BANYUWANGITIMES, MALANG – Kementerian Komunikasi dan Informatika Republik Indonesia (Kemkominfo RI) telah  membuka kembali akses media sosial, Sabtu (25/5).

Sebelumnya ada pembatasan akses media sosial untuk membendung persebaran hoax pasca kerusuhan 22 Mei. 

Sebelumnya, Kominfo juga telah mengimbau agar masyarakat tak sebar konten aksi kekerasan dan ujaran kebencian melalui Siaran Pers No. 105/HM/KOMINFO/05/2019.

Seperti yang dikatakan Badan Siber dan Sandi Negara (BSSN) RI beberapa waktu yang lalu melalui akun Twitternya, pembatasan medsos oleh @kemkominfo ini bersifat sementara, untuk meminimalisir penyebaran konten negatif ataupun provokasi, agar situasi menjadi lebih kondusif.

Masyarakat pun menyiasatinya dengan menggunakan Virtual Private Network (VPN) untuk mengakali pembatasan akses Whatsapp (WA), Facebook (FB), dan Instagram (IG).
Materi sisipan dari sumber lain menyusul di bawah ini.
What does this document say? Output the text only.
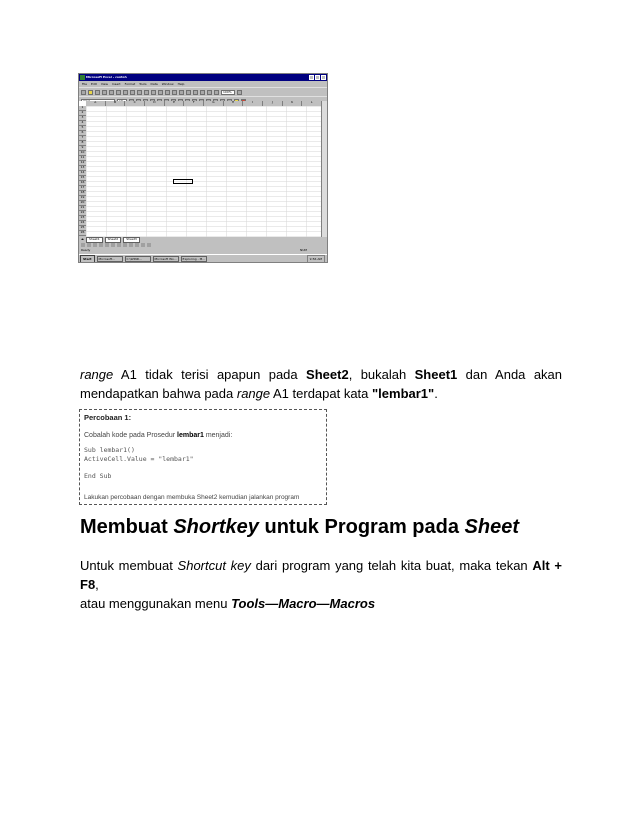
Microsoft Excel - contoh
File Edit View Insert Format Tools Data Window Help
100%
A	B	C	D	E	F	G	H	I	J	K	L
1
2
3
4
5
6
7
8
9
10
11
12
13
14
15
16
17
18
19
20
21
22
23
24
25
26
◂▸	Sheet1	Sheet2	Sheet3
Ready	NUM
Start	Microsoft...	C:\WIND...	Microsoft Wo...	Exploring - M...	9:56 AM
range A1 tidak terisi apapun pada Sheet2, bukalah Sheet1 dan Anda akan
mendapatkan bahwa pada range A1 terdapat kata "lembar1".

Percobaan 1:

Cobalah kode pada Prosedur lembar1 menjadi:

Sub lembar1()

ActiveCell.Value = "lembar1"

End Sub

Lakukan percobaan dengan membuka Sheet2 kemudian jalankan program
Membuat Shortkey untuk Program pada Sheet
Untuk membuat Shortcut key dari program yang telah kita buat, maka tekan Alt + F8,
atau menggunakan menu Tools—Macro—Macros
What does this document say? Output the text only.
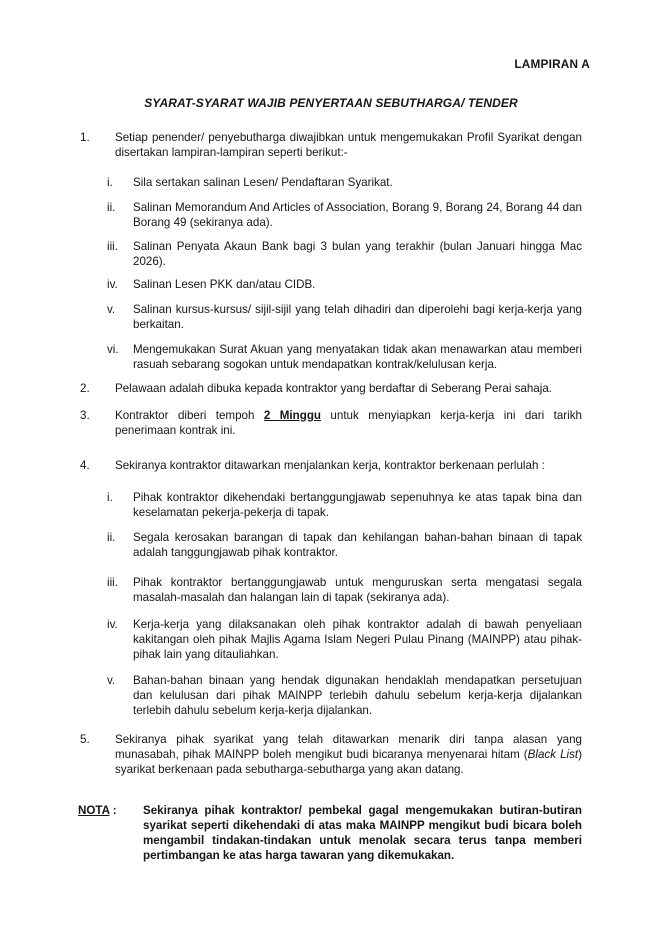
LAMPIRAN A
SYARAT-SYARAT WAJIB PENYERTAAN SEBUTHARGA/ TENDER
1.	Setiap penender/ penyebutharga diwajibkan untuk mengemukakan Profil Syarikat dengan disertakan lampiran-lampiran seperti berikut:-
i.	Sila sertakan salinan Lesen/ Pendaftaran Syarikat.
ii.	Salinan Memorandum And Articles of Association, Borang 9, Borang 24, Borang 44 dan Borang 49 (sekiranya ada).
iii.	Salinan Penyata Akaun Bank bagi 3 bulan yang terakhir (bulan Januari hingga Mac 2026).
iv.	Salinan Lesen PKK dan/atau CIDB.
v.	Salinan kursus-kursus/ sijil-sijil yang telah dihadiri dan diperolehi bagi kerja-kerja yang berkaitan.
vi.	Mengemukakan Surat Akuan yang menyatakan tidak akan menawarkan atau memberi rasuah sebarang sogokan untuk mendapatkan kontrak/kelulusan kerja.
2.	Pelawaan adalah dibuka kepada kontraktor yang berdaftar di Seberang Perai sahaja.
3.	Kontraktor diberi tempoh 2 Minggu untuk menyiapkan kerja-kerja ini dari tarikh penerimaan kontrak ini.
4.	Sekiranya kontraktor ditawarkan menjalankan kerja, kontraktor berkenaan perlulah :
i.	Pihak kontraktor dikehendaki bertanggungjawab sepenuhnya ke atas tapak bina dan keselamatan pekerja-pekerja di tapak.
ii.	Segala kerosakan barangan di tapak dan kehilangan bahan-bahan binaan di tapak adalah tanggungjawab pihak kontraktor.
iii.	Pihak kontraktor bertanggungjawab untuk menguruskan serta mengatasi segala masalah-masalah dan halangan lain di tapak (sekiranya ada).
iv.	Kerja-kerja yang dilaksanakan oleh pihak kontraktor adalah di bawah penyeliaan kakitangan oleh pihak Majlis Agama Islam Negeri Pulau Pinang (MAINPP) atau pihak-pihak lain yang ditauliahkan.
v.	Bahan-bahan binaan yang hendak digunakan hendaklah mendapatkan persetujuan dan kelulusan dari pihak MAINPP terlebih dahulu sebelum kerja-kerja dijalankan terlebih dahulu sebelum kerja-kerja dijalankan.
5.	Sekiranya pihak syarikat yang telah ditawarkan menarik diri tanpa alasan yang munasabah, pihak MAINPP boleh mengikut budi bicaranya menyenarai hitam (Black List) syarikat berkenaan pada sebutharga-sebutharga yang akan datang.
NOTA :	Sekiranya pihak kontraktor/ pembekal gagal mengemukakan butiran-butiran syarikat seperti dikehendaki di atas maka MAINPP mengikut budi bicara boleh mengambil tindakan-tindakan untuk menolak secara terus tanpa memberi pertimbangan ke atas harga tawaran yang dikemukakan.
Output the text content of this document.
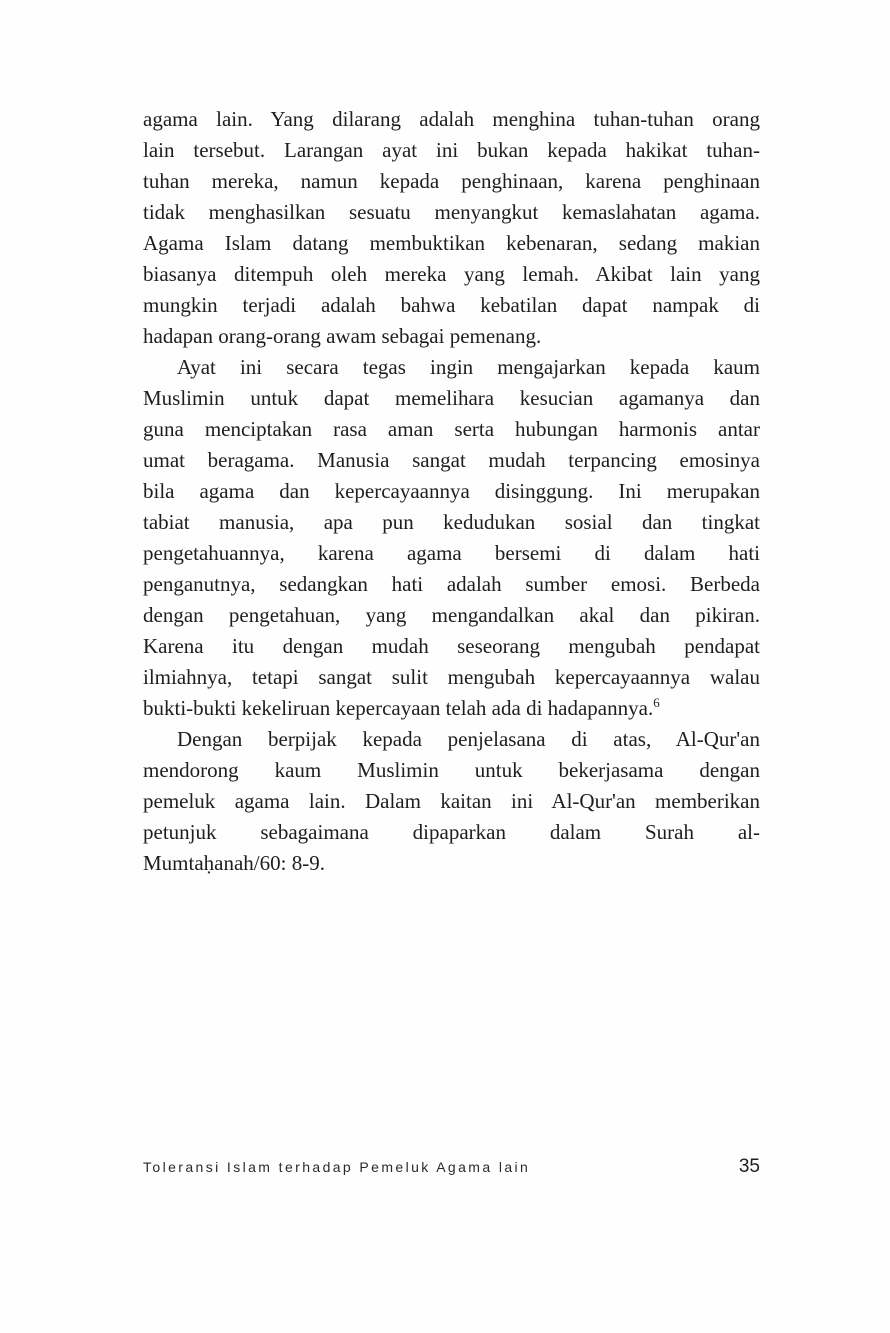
agama lain. Yang dilarang adalah menghina tuhan-tuhan orang
lain tersebut. Larangan ayat ini bukan kepada hakikat tuhan-
tuhan mereka, namun kepada penghinaan, karena penghinaan
tidak menghasilkan sesuatu menyangkut kemaslahatan agama.
Agama Islam datang membuktikan kebenaran, sedang makian
biasanya ditempuh oleh mereka yang lemah. Akibat lain yang
mungkin terjadi adalah bahwa kebatilan dapat nampak di
hadapan orang-orang awam sebagai pemenang.
Ayat ini secara tegas ingin mengajarkan kepada kaum
Muslimin untuk dapat memelihara kesucian agamanya dan
guna menciptakan rasa aman serta hubungan harmonis antar
umat beragama. Manusia sangat mudah terpancing emosinya
bila agama dan kepercayaannya disinggung. Ini merupakan
tabiat manusia, apa pun kedudukan sosial dan tingkat
pengetahuannya, karena agama bersemi di dalam hati
penganutnya, sedangkan hati adalah sumber emosi. Berbeda
dengan pengetahuan, yang mengandalkan akal dan pikiran.
Karena itu dengan mudah seseorang mengubah pendapat
ilmiahnya, tetapi sangat sulit mengubah kepercayaannya walau
bukti-bukti kekeliruan kepercayaan telah ada di hadapannya.$^6$
Dengan berpijak kepada penjelasana di atas, Al-Qur'an
mendorong kaum Muslimin untuk bekerjasama dengan
pemeluk agama lain. Dalam kaitan ini Al-Qur'an memberikan
petunjuk sebagaimana dipaparkan dalam Surah al-
Mumtaḥanah/60: 8-9.
Toleransi Islam terhadap Pemeluk Agama lain	35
Akan tetapi, penggunakan sembarang VPN dapat memberikan resiko yang lebih besar bagi keamanan data pribadi. 

Dengan VPN, berarti mempercayakan jalur koneksi & data pribadi melalui server milik penyedia jasa VPN.

BSSN RI melalui akun Twitternya pun memperingatkan hal ini.

"Waspada terhadap penggunaan sembarang VPN, prioritaskan keamanan data pribadi kita!" tulisnya.

Dijelaskannya, VPN adalah suatu teknik untuk menghubungkan suatu jaringan dengan jaringan lain secara privat melalui jaringan publik (internet).

Nah, penggunaan VPN ini bukanlah tanpa risiko. Penggunaan sembarang layanan VPN (reputasi tidak terverifikasi) mengakibatkan data-data penting milik pribadi dapat dimanfaatkan oleh pihak yang tidak bertanggung jawab.

Pihak yang tidak bertanggung jawab bisa mengetahui aktivitas media sosial, kecenderungan politik, riwayat transaksi e-commerce, dan lain-lain. Terlebih lagi jika VPN dipakai dalam jangka waktu yang lama.

Melansir dari studi VPNMentor, setidaknya ada 72% VPN gratis memasang tracker untuk melacak aktivitas pengguna dan kemungkinan dibagikan pada pihak ketiga.

Ketika data-data tersebut selesai dikumpulkan, data aktivitas diberikan ke pengiklan untuk memasang iklan tertarget kepada pengguna.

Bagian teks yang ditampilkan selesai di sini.